A patient in relapse who is not considered to be transplant eligible would typically go to a lower-intensity strategy (eg, rituximab, gemcitabine, and oxaliplatin [R-GemOx regimen] or tafasitamab plus lenalidomide) in the second-line setting. In the third-line setting, CAR T-cell therapy may still be an option for such a patient. Many individuals who are not candidates for transplant are candidates for CAR T-cell therapy, particularly 41BB co-stimulated CAR T cells if they are older or somewhat frail, and this would still be with curative intent, despite the less intense second-line therapy. I typically would not give tafasitamab in the second line to a patient I may take to CAR T cells in the third line, since we do not presently know whether targeting CD19 in a prior line of therapy may impede the curative potential of subsequent anti-CD19 CAR T cells.

As Dr Matasar alluded to, 2 press releases have spoken to the possibility of replacing autotransplant with CAR T cells in the future.

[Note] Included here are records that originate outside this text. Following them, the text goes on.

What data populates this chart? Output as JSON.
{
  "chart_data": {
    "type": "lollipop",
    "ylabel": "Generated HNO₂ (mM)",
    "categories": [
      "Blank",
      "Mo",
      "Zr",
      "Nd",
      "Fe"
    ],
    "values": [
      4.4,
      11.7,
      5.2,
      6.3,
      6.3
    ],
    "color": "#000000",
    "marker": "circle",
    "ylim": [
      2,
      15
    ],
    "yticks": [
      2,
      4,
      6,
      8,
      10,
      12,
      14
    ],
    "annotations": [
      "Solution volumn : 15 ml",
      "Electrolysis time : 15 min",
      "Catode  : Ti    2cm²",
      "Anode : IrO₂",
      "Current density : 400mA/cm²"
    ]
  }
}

With a median follow-up of 2 years, the top-line results from the ZUMA-7 trial indicated that axicabtagene ciloleucel therapy was superior to the standard of care (ie, a platinum-based salvage combination chemotherapy regimen followed by high-dose therapy and autotransplant) in terms of event-free survival and objective response rates. The top-line results from the TRANSFORM trial with lisocabtagene maraleucel also showed an improvement in event-free survival and response rates. These studies involved patients with primary refractory disease or disease relapsing within 1 year of standard upfront chemotherapy, a group that is less likely to have durable remissions with transplantation. Survival data from both trials are immature, and we look forward to more data being presented at upcoming meetings.

I agree with Dr Abramson’s strategy for sequencing patients, and that is exactly how I approach patients. Distinguishing between those who are “ever CAR” or “never CAR” is a very reasonable approach because it is important for patients who are candidates for CAR T-cell therapy to receive this treatment in a way that optimizes the probability of cure.

There are, however, some theoretical considerations that one should take into account. For example, we know that bendamustine is hard on a patient’s T-cell population, and, if it is given right before a T-cell collection, it could result in a difficulty with the collection of the T cells. So, in general, we try to avoid that agent and instead use other products for disease control purposes in patients for whom CAR T-cell therapy is planned. Similarly, tafasitamab plus lenalidomide and loncastuximab tesirine, which are both CD19-directed treatments, could potentially interfere with CAR T-cell therapy. There is a theoretical concern that such treatments could cause a downregulation of CD19 expression or could produce CD19-negative escape mutants, which might decrease the effectiveness of CAR T-cell therapy.